Shell sells $1bn African business to JV partners
ROYAL Dutch Shell has agreed to sell three quarters of its stake in its African refining and distribution business to its joint venture partners for $1bn (£616m) as part of its efforts to dispose of non-core assets, the oil major said yesterday.
Shell said remaining owners Vitol Group and Helios Investment Partners, which have upped their stake from 50 to 80 per cent by snapping up Shell’s holding, would continue to sell Shell products in 14 African countries including Egypt, Tunisia and Uganda.
The deal will be phased in during 2011 and into the first half of 2012, with Shell retaining a 20 per cent interest in the new joint venture structure.
“This is a good deal for our customers as well as for Shell,” said Shell downstream director Mark Williams. “We will significantly reduce our capital exposure in line with our strategy to concentrate our global downstream footprint, and continue to provide the high quality Shell products that our African customers have come to trust and rely on over many decades.”

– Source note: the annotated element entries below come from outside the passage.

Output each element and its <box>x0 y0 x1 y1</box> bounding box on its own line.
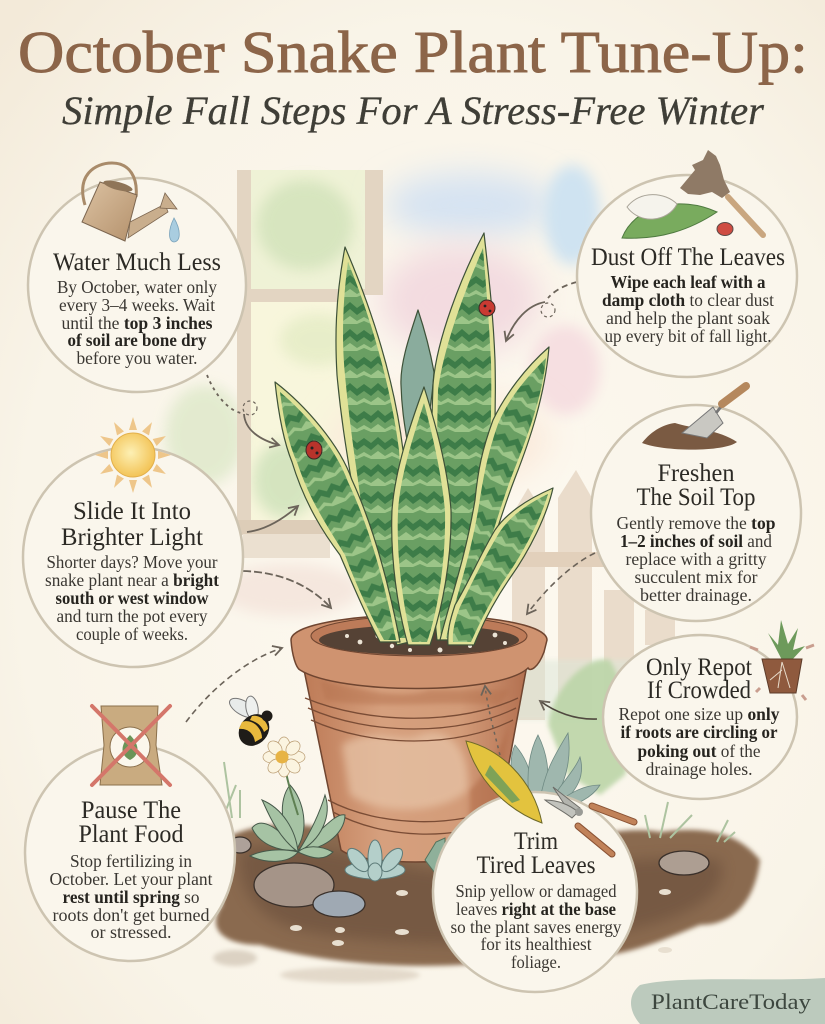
body text: Stop fertilizing in <box>70 851 192 871</box>
body text: every 3–4 weeks. Wait <box>59 295 215 315</box>
icon: sun <box>95 417 171 493</box>
heading: Freshen <box>658 458 735 487</box>
icon: watering can <box>82 163 179 242</box>
body text: leaves right at the base <box>456 899 616 919</box>
small succulent near trim circle <box>425 838 445 875</box>
arrow: dust to leaf <box>506 282 577 341</box>
body text: of soil are bone dry <box>68 330 207 350</box>
body text: up every bit of fall light. <box>604 326 772 346</box>
arrow: repot to pot <box>540 701 597 719</box>
body text: 1–2 inches of soil and <box>620 531 772 551</box>
body text: Snip yellow or damaged <box>456 881 617 901</box>
window frame <box>237 170 383 558</box>
body text: drainage holes. <box>646 759 752 779</box>
grass tufts <box>224 762 735 842</box>
body text: By October, water only <box>57 277 217 297</box>
body text: better drainage. <box>640 585 752 605</box>
body text: couple of weeks. <box>76 624 188 644</box>
panel: trim tired leaves <box>433 741 637 992</box>
icon: repotted plant with roots <box>750 620 814 700</box>
pebbles <box>290 889 672 953</box>
snake plant <box>275 233 553 645</box>
body text: poking out of the <box>638 741 761 761</box>
body text: Shorter days? Move your <box>46 552 218 572</box>
body text: Gently remove the top <box>616 513 776 533</box>
heading: Brighter Light <box>61 522 203 551</box>
heading: Only Repot <box>646 652 752 681</box>
heading: Slide It Into <box>73 496 191 525</box>
bee <box>227 694 276 752</box>
body text: and turn the pot every <box>56 606 208 626</box>
body text <box>616 513 776 605</box>
panel: only repot if crowded <box>603 620 814 799</box>
title: October Snake Plant Tune-Up: <box>18 19 808 85</box>
garden soil <box>213 824 760 983</box>
heading: Pause The <box>81 795 181 824</box>
far left leaf <box>275 382 400 642</box>
body text: so the plant saves energy <box>450 917 622 937</box>
body text: until the top 3 inches <box>62 313 213 333</box>
body text: if roots are circling or <box>620 722 778 742</box>
fence <box>500 470 675 720</box>
arrow: light to leaf <box>247 506 298 532</box>
right arching leaf <box>440 347 549 640</box>
background bush <box>548 660 640 795</box>
back leaf <box>401 310 434 462</box>
pot soil and perlite <box>319 625 519 655</box>
tall right leaf <box>430 233 495 640</box>
body text: October. Let your plant <box>50 869 213 889</box>
heading: If Crowded <box>647 675 751 704</box>
heading: Tired Leaves <box>476 850 596 879</box>
terracotta pot <box>291 615 547 862</box>
body text: Wipe each leaf with a <box>610 272 766 292</box>
body text: snake plant near a bright <box>45 570 219 590</box>
daisy <box>263 737 305 815</box>
body text <box>618 704 780 779</box>
rocks <box>229 837 709 917</box>
pot bands <box>305 698 518 834</box>
icon: yellow leaf <box>466 741 542 823</box>
brand label <box>631 978 825 1024</box>
body text: replace with a gritty <box>626 549 767 569</box>
panel: water much less <box>28 163 246 392</box>
watercolor window and garden backdrop <box>165 165 675 795</box>
icon: crossed out fertilizer bag <box>92 706 170 785</box>
heading: Plant Food <box>78 819 184 848</box>
brand label: PlantCareToday <box>651 989 811 1014</box>
tall left leaf <box>336 247 418 645</box>
succulent beside pot <box>250 785 345 861</box>
icon: water drop <box>170 218 179 242</box>
icon: pruning shears <box>545 787 634 854</box>
body text: before you water. <box>76 348 198 368</box>
heading: Trim <box>514 826 558 855</box>
body text: and help the plant soak <box>606 308 770 328</box>
fence wash <box>505 660 640 720</box>
front center leaf <box>392 387 451 645</box>
heading <box>476 826 596 879</box>
body text: succulent mix for <box>634 567 758 587</box>
body text: foliage. <box>511 952 561 972</box>
subtitle: Simple Fall Steps For A Stress-Free Winter <box>62 88 764 133</box>
ladybug on upper leaf <box>479 300 495 316</box>
arrow: trim to pot <box>485 686 500 755</box>
panel: dust off the leaves <box>577 150 797 377</box>
body text <box>50 851 213 942</box>
heading: The Soil Top <box>636 482 756 511</box>
icon: cloth and leaf <box>622 195 717 238</box>
body text: damp cloth to clear dust <box>602 290 774 310</box>
body text: or stressed. <box>90 922 172 942</box>
icon: feather duster <box>680 150 763 235</box>
ladybug on left leaf <box>306 441 322 459</box>
low right leaf <box>448 488 553 645</box>
arrow: light to pot <box>243 571 331 608</box>
icon: small ladybug <box>717 222 733 236</box>
heading <box>78 795 184 848</box>
heading <box>646 652 752 704</box>
pot rim <box>291 615 547 689</box>
body text: for its healthiest <box>480 934 592 954</box>
body text <box>57 277 217 368</box>
body text: rest until spring so <box>62 887 200 907</box>
body text: south or west window <box>56 588 209 608</box>
arrow: soil to pot <box>527 553 595 614</box>
blue succulent rosette <box>344 840 406 881</box>
arrow: fertilizer to pot <box>186 648 282 722</box>
arrow: water to plant <box>207 375 279 445</box>
body text <box>45 552 219 644</box>
body text <box>602 272 774 346</box>
panel: freshen the soil top <box>591 386 801 621</box>
body text: Repot one size up only <box>618 704 780 724</box>
body text <box>450 881 622 972</box>
panel: pause the plant food <box>25 706 235 961</box>
title <box>18 19 808 133</box>
heading: Water Much Less <box>53 247 221 276</box>
heading <box>61 496 203 551</box>
heading <box>636 458 756 511</box>
panel: brighter light <box>23 417 243 667</box>
heading: Dust Off The Leaves <box>591 242 785 271</box>
body text: roots don't get burned <box>52 905 210 925</box>
back spiky succulent <box>511 733 600 808</box>
icon: trowel and soil <box>642 386 746 450</box>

Shell sold $7bn of non-core assets during 2011 that took out 12 per cent of the firm’s refining capacity, according to its last results statement.
Shell is still in talks with Australian oil and gas producer Woodside about what it plans to do with its remaining 24 per cent stake, Woodside’s chief executive Don Voelte said yesterday.
Woodside was caught off-guard last November when Shell sold off one-third of its stake in the company.
“The chairman and I are working very constructively and professionally with them,” Voelte told analysts and reporters yesterday, playing down talk of bad relations between the two companies.